Benefits of follow-up oral examination
The advantage of this type of oral exams is that it can often be a shorter time, as it can be shaped so that it will more determine whether the student is approved, than nuance a grade from the entire scale. The student has also thought through the main question in advance, which also means that theexam can be completed faster. It can also feel safer for the student to complete as the preparatory work has a clear focus area and this form of presentation is more common form than an independent oral examination, which makes the situation feel more comfortable.
Good follow-up questions
To verify that the student really understands what the student is presenting, follow-up questions should be asked. Everyone can rehearse a script, of which if the student is allowed to present completely without follow-up questions, the oral examination works less well. If the students report in groups, other participants of the examination can be given the task of asking questions, but it is important that this does not also become a part that the student can rehearse in advance.
A good way to see if the student has an understanding of what is presented is to ask the student to change some of their reasoning and discuss how it affects the work. The student who does not fully understand his work has difficulty with this. Of course, this can also occur when the student has performed at the peak of his or her ability, of which it is important that an examination assignment can be solved at all approved grade levels.
Examples of good follow-up questions:
"If you were to use another method instead, is it possible? What would you do then?"
"If the initial conditions are these instead, how does that affect the end result?"
Incorrect answers and development
It should be thought through how the teacher should handle if the student answers incorrectly to a follow-up question or presents an incorrect solution. Should the teacher interrupt the presentation and give the student the opportunity to orally correct what is incorrect or is the student directly rejected in the event of an incorrect presentation? or will the student get Fx, ie the opportunity to complete at another time. Choose what suits you as a teacher and the course best.
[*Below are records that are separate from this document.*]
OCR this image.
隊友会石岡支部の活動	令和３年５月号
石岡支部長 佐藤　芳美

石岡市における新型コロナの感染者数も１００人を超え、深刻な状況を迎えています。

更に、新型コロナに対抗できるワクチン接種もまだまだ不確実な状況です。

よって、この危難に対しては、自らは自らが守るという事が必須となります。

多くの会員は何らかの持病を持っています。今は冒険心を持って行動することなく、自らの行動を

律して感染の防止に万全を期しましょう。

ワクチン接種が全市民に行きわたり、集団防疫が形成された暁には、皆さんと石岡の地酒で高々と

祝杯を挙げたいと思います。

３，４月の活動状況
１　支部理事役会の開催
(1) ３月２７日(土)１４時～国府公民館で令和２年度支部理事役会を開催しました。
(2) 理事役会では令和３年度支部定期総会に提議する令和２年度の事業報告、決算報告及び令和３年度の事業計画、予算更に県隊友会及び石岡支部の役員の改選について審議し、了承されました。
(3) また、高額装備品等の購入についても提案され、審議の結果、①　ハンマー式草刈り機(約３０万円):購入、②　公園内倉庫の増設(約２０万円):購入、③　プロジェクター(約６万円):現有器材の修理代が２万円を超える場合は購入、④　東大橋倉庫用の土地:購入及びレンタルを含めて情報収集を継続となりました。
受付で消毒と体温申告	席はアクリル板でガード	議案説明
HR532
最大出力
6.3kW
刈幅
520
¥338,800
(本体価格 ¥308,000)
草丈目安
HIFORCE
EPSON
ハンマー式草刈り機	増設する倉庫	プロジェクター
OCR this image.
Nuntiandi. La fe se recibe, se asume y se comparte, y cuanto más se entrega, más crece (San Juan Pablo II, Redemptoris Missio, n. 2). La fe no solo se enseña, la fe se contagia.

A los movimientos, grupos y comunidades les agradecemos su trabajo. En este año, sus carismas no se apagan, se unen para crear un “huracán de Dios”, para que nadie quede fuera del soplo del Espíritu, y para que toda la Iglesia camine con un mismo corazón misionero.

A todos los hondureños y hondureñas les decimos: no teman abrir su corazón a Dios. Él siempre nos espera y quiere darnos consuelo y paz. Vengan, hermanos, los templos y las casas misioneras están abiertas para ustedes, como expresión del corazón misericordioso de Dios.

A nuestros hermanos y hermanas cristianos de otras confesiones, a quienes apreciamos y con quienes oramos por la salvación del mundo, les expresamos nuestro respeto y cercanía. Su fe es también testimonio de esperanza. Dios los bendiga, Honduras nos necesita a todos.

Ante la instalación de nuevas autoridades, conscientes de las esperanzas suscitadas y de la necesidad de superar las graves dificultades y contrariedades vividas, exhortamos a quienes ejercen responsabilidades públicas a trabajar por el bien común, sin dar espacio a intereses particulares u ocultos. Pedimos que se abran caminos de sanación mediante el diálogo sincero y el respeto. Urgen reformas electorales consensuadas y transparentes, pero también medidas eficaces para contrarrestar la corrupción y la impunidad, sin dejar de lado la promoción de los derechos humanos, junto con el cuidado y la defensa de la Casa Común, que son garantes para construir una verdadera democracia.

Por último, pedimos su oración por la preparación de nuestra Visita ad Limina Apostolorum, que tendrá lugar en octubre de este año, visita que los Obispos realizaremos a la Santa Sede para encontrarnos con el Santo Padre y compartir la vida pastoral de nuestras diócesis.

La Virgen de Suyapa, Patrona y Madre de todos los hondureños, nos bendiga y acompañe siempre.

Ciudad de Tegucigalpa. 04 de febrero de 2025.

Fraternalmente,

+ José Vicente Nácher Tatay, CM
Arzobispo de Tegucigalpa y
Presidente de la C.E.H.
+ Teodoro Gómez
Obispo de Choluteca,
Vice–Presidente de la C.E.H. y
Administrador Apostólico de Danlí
If the student reports assignments submitted early in the course, it is likely that the student's knowledge has developed. Consideration should be given to how the student should be allowed to account for his or her development. How it should be handled when the student at the oral exam can pressent a correct more nuanced reasoning than what has been submitted in writing.
Of course, as not all students can report at the same time, the teacher should plan for some intensive working days for the implementation of the oral examiantion. Although oral exams take time to complete, the "assessment work" is almost non-existent and many teachers who have worked a lot with oral exams experience the total workload approximately the same as for a classical written exam. How the appointments are distributed among the students depends on the nature of the course and the number of students. It can often be easier to let the students book in groups, as there will be no gaps in the schedule if a student cancels, but it should be considered whether the examination questions are suitable for the students to listen to each other or alternatively be answer together. A good starting point for the form of presentation can be the same as the students are expected to work in before the oral examination. If the students have worked individually, it is usually a good idea for them to report individually. If the students are expected to work in groups, the students should report together. When group reporting and when it is planned that the teacher is the one who distributes who is to talk about what, it is important that the plan is carefully thought through so that the students are well aware of how the exam will proceed. This approach can otherwise be socially inconvenient.
Something to keep in mind before the oral examination is also if the examination benefits from the teacher choosing groups, for example according to what grade the students work for or according to what the level of the students' submitted solutions. If the teacher chooses groups, students with solutions that feel similar to each other can also present together to nuance for the teacher why the solutions are similar to each other. It can also be an advantage to let the students choose for themselves, present at a time that suits them, in a group they are comfortable with (but remember that there will always be some who ends up alone). Sometimes it can simply be easiest to randomly select the groups. However, a recomendation is to provid more timeslots than there are students, this makes it easier for students to find a suitable time and thereby reduces the administrative work.